Let’s start with his most famous book, The Ideological Origins of the American Revolution, whose fiftieth anniversary was celebrated at a conference at the Yale Humanities Center in 2017. Bailyn built upon the pioneering work that Edmund Morgan had done a decade earlier in his work on the Stamp Act crisis, demonstrating how quickly American constitutional ideas had matured. But to this emphasis on their role in the great imperial controversy, Bailyn added two further interpretive elements. The more obvious one related to the role of Radical Whig or Commonwealth or ideology in driving the colonists from constitutional argument to political action by providing a compelling explanation of the insidious motives driving British decisions. The second and more subtle interpretation involved tracing the ways in which the imperial controversy spurred Americans to recognize how characteristics of their own societies that seemed to be “defects—isolation, institutional simplicity, primitiveness of manners, multiplicity of religions, weakness in the authority of the state—could now be seen as virtues” (160), inspiring a reconsideration of essential aspects of American life.

Yet as Bailyn’s recollections at the Yale conference made clear, there was another grand theme that had driven his work. It was, he told us, the palpable fear of unchecked, arbitrary, potentially tyrannical power that lurked everywhere in colonial political thinking and which also appeared elsewhere in eighteenth-century culture, notably, he suggested, in Piranesi’s “most famous etchings, the sixteen nightmarish, hallucinatory scenes of wildly imagined prisons, the Carceri—deep, gargantuan, cavernous and darkly threatening spaces with sweeping ranges of staircases and platforms that lead nowhere, soaring ropes of heavy chains, spiked wheels, and racks,” all conveying a raw “sense of the brutality of power.” As his teaching assistant, I recall how Bailyn loved showing these slides to his Harvard undergraduates, who may have struggled a bit to grasp the implications he ascribed to these etchings (or for that matter, to Samuel Richardson’s novel Pamela, which he also saw as a study in power).

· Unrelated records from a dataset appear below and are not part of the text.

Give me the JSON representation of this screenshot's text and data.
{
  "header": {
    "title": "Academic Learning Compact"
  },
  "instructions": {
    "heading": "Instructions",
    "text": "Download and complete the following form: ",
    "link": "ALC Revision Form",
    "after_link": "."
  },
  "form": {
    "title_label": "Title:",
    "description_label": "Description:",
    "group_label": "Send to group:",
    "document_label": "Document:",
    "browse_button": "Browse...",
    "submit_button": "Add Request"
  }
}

But if you knew his continued interest in the workings of totalitarian regimes and anything about his wartime assignment to the Army Security Service, you understood why the concern with arbitrary power that he ascribed to the eighteenth-century colonists reflected, in some discreet but potent way, a deeper commitment with a profoundly moral dimension rooted in his own times.

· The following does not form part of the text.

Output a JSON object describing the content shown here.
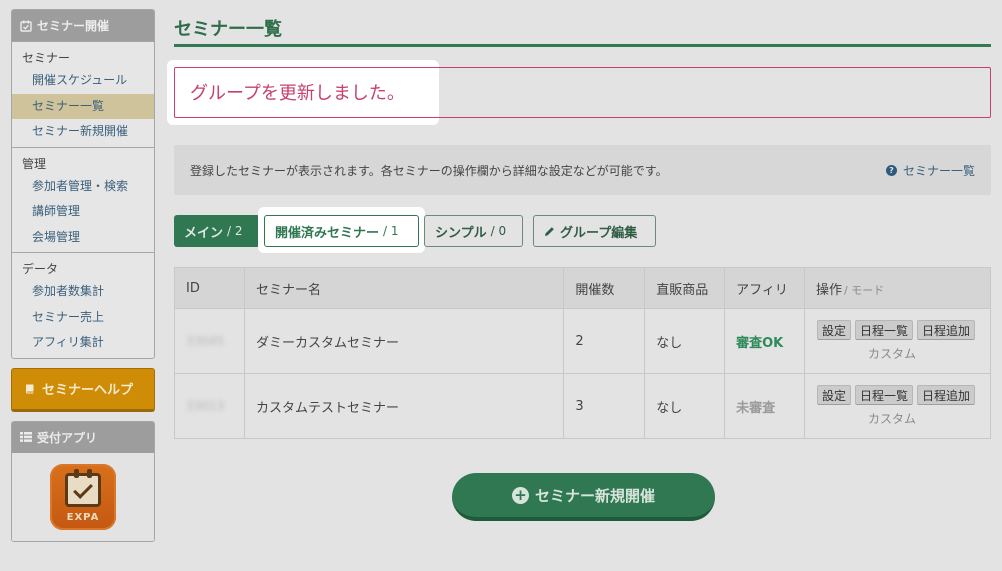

This concern with power also figured in other ways in his writing. History was Sometimes an Art, to take the title of another one of his collections of essays. One facet of his own artistic genius was to find documents that were particularly illuminating, starting with The Apologia of Robert Keayne, the subject of his first publication. His last book, Illuminating History, is a memoir documenting this process with an array of other examples.

For legal historians, the single best illustration of this process appears in The Ordeal of Thomas Hutchinson, the book I regard as Bailyn’s best book though not his most important. Here Bailyn describes a remarkable manuscript, entitled “A Dialogue between Europe and America,” that Hutchinson wrote, probably in 1768. In this manuscript, which Bailyn later published in Perspectives in American History (lamentably not available online), Hutchinson explored the limits of civic obedience, the boundary between law and morality, and the ultimate danger that an appeal to revolutionary authority would entail. In his brilliant sketch, Hutchinson was the first to grasp “that persistence in the claims of a moral basis for resistance must end in revolution,” and that revolution, if successful, would lay a foundation for a new set of civic commitments and institutions alike. Hutchinson, in Bailyn’s account, was not only America’s leading Loyalist but in certain respects the Revolution’s greatest loser, and the pathos of his final London exile brings this brilliant psychological biography to its moving and tragic conclusion. Bernard Bailyn was the most brilliant, influential, and intellectually cosmopolitan American historian of the past century, arguably its greatest narrative artist, and, in his curiosity, the youngest historian I have ever know, even at age 97.